Ils ont quitté leur foyer, poussés par la pénurie et l’instabilité. Aujourd’hui installés dans des quartiers informels aux abords de Cucuta, ces familles vénézuéliennes décrivent une existence réduite à la survie, à quelques kilomètres seulement d’une frontière qui semble désormais infranchissable dans l’autre sens. L’euphorie initiale suscitée par l’arrestation de l’ancien président Maduro s’est dissipée, laissant place à un constat réaliste sur l’ampleur des défis à relever.

Dans ces zones marquées par la pauvreté, où les habitations de fortune s’élèvent sur un sol de terre battue, les récits se ressemblent. Ils évoquent un départ motivé par la faim et l’absence de perspectives, un sentiment mêlé de nostalgie et de résignation. La vie en Colombie, bien que difficile, offre une stabilité relative, notamment la possibilité de scolariser les enfants, une chance souvent inaccessible dans leur région d’origine.

Franklin Petit, aide-maçon, résume cette ambivalence. Selon lui, le départ de l’ancien dirigeant ne modifie pas instantanément la réalité du pays. La situation demeure, à ses yeux, inchangée en profondeur.
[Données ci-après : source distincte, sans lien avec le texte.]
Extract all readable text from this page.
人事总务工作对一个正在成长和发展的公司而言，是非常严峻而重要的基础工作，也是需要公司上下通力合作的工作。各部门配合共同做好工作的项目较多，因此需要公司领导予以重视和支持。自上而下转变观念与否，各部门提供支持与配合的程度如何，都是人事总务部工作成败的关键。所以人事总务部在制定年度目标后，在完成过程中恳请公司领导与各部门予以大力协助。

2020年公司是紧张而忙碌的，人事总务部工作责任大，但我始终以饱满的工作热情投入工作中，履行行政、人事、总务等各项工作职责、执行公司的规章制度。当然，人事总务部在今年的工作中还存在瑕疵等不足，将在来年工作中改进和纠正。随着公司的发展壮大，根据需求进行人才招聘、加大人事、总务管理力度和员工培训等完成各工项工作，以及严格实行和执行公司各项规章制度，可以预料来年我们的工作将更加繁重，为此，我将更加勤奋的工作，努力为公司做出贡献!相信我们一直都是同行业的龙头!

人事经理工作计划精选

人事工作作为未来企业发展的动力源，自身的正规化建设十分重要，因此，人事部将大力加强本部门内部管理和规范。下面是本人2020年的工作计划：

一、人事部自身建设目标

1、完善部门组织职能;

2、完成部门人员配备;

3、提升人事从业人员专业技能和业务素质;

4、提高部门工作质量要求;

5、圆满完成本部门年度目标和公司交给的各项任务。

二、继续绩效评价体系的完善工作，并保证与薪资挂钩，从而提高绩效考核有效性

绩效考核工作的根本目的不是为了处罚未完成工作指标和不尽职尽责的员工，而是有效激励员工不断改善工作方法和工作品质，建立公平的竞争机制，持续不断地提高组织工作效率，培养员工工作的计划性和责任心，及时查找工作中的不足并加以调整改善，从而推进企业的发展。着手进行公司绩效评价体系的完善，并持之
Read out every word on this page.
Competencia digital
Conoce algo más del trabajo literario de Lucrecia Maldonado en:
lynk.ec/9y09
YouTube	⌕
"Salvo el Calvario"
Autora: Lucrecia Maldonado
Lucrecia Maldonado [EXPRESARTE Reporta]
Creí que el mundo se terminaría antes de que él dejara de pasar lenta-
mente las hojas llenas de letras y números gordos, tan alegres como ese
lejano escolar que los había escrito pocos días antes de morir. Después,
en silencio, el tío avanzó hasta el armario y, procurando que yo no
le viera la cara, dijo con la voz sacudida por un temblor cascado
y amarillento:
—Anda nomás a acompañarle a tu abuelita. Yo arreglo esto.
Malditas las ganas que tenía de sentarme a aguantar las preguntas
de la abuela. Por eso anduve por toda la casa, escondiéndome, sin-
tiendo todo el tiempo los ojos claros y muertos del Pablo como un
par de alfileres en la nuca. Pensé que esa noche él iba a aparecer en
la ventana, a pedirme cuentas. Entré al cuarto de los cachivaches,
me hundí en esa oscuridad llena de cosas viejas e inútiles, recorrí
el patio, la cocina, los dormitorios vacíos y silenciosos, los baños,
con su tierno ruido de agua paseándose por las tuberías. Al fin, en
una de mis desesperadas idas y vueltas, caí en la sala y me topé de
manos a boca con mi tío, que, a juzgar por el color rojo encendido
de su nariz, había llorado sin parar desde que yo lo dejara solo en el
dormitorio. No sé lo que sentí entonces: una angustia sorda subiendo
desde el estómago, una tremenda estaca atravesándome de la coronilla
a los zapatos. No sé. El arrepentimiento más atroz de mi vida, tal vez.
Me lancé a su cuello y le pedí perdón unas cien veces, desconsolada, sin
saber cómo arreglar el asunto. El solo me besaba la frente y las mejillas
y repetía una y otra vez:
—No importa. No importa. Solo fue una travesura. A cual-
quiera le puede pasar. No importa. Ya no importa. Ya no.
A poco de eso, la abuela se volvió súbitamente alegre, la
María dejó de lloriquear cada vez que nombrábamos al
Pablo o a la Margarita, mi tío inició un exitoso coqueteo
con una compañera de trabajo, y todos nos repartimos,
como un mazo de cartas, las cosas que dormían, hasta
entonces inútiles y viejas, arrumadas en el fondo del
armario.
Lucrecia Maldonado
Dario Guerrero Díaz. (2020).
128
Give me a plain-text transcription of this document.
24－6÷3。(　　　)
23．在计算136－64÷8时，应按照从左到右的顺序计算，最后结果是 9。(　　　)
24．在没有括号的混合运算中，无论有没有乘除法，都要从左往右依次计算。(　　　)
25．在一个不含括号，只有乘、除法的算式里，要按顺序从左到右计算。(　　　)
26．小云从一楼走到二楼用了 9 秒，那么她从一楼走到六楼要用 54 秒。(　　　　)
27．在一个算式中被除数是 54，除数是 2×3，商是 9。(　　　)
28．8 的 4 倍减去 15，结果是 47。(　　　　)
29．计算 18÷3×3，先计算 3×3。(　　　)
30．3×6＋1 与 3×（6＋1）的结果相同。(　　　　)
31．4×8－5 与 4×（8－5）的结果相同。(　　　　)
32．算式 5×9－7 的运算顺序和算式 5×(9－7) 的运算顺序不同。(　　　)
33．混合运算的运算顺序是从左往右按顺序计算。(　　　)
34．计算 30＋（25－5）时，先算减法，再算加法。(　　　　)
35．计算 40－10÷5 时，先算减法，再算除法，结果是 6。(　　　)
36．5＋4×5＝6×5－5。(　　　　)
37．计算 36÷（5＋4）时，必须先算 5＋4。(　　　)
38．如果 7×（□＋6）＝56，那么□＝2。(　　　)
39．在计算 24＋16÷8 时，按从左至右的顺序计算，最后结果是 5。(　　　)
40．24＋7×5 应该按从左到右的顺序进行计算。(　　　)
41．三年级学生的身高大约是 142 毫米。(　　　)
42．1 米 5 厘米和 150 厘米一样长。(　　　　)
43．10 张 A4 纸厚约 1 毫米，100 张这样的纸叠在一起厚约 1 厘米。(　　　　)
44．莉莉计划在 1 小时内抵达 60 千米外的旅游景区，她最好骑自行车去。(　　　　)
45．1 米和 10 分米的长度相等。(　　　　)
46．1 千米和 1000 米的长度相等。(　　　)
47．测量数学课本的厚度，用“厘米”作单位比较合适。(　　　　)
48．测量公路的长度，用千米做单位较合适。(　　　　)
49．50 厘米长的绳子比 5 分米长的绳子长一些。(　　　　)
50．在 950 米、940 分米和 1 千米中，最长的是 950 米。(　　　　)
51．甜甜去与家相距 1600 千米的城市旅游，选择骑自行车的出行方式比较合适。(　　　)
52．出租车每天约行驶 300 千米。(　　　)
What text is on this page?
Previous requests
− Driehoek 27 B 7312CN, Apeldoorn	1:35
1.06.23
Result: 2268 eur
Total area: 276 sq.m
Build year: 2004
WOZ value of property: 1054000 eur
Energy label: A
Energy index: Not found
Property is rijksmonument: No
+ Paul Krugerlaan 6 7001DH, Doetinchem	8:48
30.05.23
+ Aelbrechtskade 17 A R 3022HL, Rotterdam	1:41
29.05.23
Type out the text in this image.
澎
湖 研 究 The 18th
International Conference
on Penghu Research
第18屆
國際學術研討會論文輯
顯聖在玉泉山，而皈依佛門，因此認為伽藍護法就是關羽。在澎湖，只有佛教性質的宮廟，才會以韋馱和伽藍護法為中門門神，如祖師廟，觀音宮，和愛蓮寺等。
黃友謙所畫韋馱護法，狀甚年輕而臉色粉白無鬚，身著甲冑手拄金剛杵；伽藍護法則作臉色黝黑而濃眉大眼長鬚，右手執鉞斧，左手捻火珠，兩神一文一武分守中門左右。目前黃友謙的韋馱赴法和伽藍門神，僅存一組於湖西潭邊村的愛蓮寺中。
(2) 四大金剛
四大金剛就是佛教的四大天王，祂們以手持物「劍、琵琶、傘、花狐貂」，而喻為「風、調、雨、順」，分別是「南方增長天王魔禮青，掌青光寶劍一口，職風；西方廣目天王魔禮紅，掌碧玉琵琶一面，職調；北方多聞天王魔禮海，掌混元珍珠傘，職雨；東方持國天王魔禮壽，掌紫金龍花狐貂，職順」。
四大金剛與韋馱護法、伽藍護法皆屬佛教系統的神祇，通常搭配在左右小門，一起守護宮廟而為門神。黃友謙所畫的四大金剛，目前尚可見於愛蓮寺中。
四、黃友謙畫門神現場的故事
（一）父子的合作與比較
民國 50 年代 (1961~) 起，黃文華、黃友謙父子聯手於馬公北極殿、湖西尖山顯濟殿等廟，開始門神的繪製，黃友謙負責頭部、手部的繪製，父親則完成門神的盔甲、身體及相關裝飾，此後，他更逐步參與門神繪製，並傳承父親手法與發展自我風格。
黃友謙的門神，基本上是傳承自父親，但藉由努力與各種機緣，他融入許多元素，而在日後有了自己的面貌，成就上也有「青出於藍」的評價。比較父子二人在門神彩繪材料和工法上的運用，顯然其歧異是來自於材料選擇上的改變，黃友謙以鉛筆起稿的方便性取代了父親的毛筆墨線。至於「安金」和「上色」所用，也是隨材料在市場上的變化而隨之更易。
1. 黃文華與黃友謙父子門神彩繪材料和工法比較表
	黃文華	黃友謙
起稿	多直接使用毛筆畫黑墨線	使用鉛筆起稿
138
Son épouse, Nellisbeth Martinez, évoque avec émotion les privations extrêmes qui ont conduit à l’exil, une douleur encore vive. Leur priorité reste de garantir un avenir à leurs filles, ce qui, pour l’instant, passe par le maintien en Colombie.

Cette prudence est partagée par d’autres. Luisana Serrano, désormais boulangère après avoir été aide-soignante au Venezuela, souligne la différence fondamentale. Alors que les revenus de son mari ne permettaient autrefois de se nourrir qu’un jour par semaine, le travail procure aujourd’hui de quoi subvenir aux besoins quotidiens. L’espoir d’un retour persiste, mais il est tempéré par la conviction que la transition sera longue.

Leur implantation à Cucuta est souvent un choix par défaut, une étape contrainte. Beaucoup aspiraient à rejoindre des destinations plus lointaines, mais l’épuisement des ressources et les obstacles administratifs les ont fixés ici. La région elle-même est fragilisée, située en lisière de zones d’influence de groupes armés et de trafics, une réalité dont les habitants préfèrent ne pas parler ouvertement.

Ainsi, dans l’église du quartier où son fils apprend la musique, Imer Montes confirme cette impression. Le rêve de poursuivre plus au nord s’est heurté à la dure loi des moyens financiers et des documents. Pour ces familles, Cucuta est devenue un ancrage provisoire qui dure, un refuge imparfait mais préférable à l’idée d’un retour précipité vers un pays dont la guérison, croient-ils, n’est pas pour demain.